Decided on February 08,1982

T.RATNA BAI Appellant


- (1.) The Plaintiff is the petitioner. During the trial, when evidence was being recorded the plaintiff wanted to file the partition deed as one of the documents. It was opposed by the defendant as inadmissible in evidence as the partition deed was not stamped in accordance with the provisions of the STAMP ACT, 1899. The learned Judge dealing with the case upheld the objection of the defendant. Against the order, the plaintiff filed a revision in this Court. The said revision was disposed of by my learned brother Madhusudhan Rao J., observing that the document sought to be adduced Is a partition deed which requires to be stamped under the relevant provisions of the STAMP ACT, 1899 and that the same is inadmissible in evidence unless it is properly stamped. It was observed in the revision that if the petitioner wants to adduce the said document in evidence for proof of any collateral transaction, it was open to him to get the document impounded and penalty levied according to the provisions of STAMP ACT, 1899 and than get the same admitted to prove the nature of his possession after the document is admitted for such purpose, on the petitioner paying the stamp duty and penalty that may be imposed by the impounding authority. After the dismissal of the revision, the case was taken up by the trial court. The Petitioner wanted the Court to admit the document but contended that no stamp duty can be levied as the valuation of the properties mentioned In the partition deed is not mentioned in the document and the Court has no power to levy the stamp duty unless the document itself shows the value of the properties.
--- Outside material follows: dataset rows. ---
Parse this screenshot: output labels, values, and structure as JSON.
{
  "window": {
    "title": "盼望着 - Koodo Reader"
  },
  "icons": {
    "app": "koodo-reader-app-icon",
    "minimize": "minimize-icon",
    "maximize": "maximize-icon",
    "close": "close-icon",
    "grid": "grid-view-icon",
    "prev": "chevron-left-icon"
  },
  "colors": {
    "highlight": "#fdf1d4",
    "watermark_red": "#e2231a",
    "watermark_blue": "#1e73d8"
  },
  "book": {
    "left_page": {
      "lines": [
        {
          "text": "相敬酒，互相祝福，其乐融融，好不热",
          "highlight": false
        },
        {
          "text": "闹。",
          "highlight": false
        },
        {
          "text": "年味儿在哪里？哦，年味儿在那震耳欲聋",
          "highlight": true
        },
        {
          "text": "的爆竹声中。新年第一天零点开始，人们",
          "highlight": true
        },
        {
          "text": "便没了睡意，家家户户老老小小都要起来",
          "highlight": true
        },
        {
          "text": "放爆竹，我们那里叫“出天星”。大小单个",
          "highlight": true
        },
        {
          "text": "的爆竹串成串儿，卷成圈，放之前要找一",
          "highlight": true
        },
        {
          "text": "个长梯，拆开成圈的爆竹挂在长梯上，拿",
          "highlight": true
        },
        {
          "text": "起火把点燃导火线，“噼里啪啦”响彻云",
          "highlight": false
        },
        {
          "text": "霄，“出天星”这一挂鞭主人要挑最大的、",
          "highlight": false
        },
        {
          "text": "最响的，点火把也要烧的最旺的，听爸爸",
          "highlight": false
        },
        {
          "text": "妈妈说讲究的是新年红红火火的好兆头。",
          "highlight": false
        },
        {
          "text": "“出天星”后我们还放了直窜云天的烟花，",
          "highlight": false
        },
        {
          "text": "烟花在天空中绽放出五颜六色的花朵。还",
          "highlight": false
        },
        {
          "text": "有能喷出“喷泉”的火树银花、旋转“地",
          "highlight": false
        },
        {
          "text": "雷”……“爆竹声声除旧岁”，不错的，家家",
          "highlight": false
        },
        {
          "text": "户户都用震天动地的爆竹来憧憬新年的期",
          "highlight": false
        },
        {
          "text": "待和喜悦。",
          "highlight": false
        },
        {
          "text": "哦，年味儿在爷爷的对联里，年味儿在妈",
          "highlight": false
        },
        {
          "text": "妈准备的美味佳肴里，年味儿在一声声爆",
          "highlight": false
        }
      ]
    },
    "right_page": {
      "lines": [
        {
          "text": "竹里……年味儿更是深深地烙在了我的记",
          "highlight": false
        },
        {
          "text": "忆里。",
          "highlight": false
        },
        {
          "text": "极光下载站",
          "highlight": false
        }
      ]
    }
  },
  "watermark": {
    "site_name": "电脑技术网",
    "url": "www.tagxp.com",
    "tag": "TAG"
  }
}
The learned District Munsiff after examining the document found that there is no mention of the valuation of the properties and hence appointed a Commissioner to value the properties in order to levy the stamp duty under the provisions of the STAMP ACT, 1899. It is the validity of this order that is assailed in the present Civil Revision Petition.
(2.) Under Section 33 (1) of the Stamp Act, every person having by law the authority to receive evidence before whom any instrument chargeable with duties is produced or comes in the performance of his functions, shall, if it appears to him that such instrument is not duly stamped, impound the same. A reading of this section makes it abundantly clear that any document which is not stamped comes before a Court which undoubtedly hai the power to receive evidence shall impound the same, if in the opinion of the Court that such a document, was not duly stamped. In the present case, there cannot be any contraversy that the partition deed was chargeable with duty and that it was not stamped, as the matter was already considered once by this Court which held that the very same instrument is chargeable with duty. It is also not in controversy that the partition deed was on a plain paper with no stamp duty paid on it. Under Section 35 no instrument shaii be admitted in evidence unless such instrument is duly stamped and penalty levied is paid. Section 38 obligates the Court to send an authenticated copy of the instrument together with the certificate in writing, stating the amount of duty and penalty levied in respect thereof, and shall send such amount to the Collector, or to such person as he may appoint in that behalf. In all other cases, the impounding authority shall send the instrument in original to the Collector. Sec. 39 deals with the procedure to be adopted by Collector after the receipt of the authenticated copy of the instrument along with the amount of duty and penalty paid under Sec.38 (1) The Collector, may order refund of any portion of the penalty if he thinks that the penalty levied is excessive. Section 40 deals with the powers of the Collector to impound documents under section 33 or the documents sent to him under the provisions of Section 38 (2). After following the procedure contemplated under Section 40 and levying the stamp duty and penalty under Clause (3) of Section 40 the Collector shall send back the document to the impounding Officer.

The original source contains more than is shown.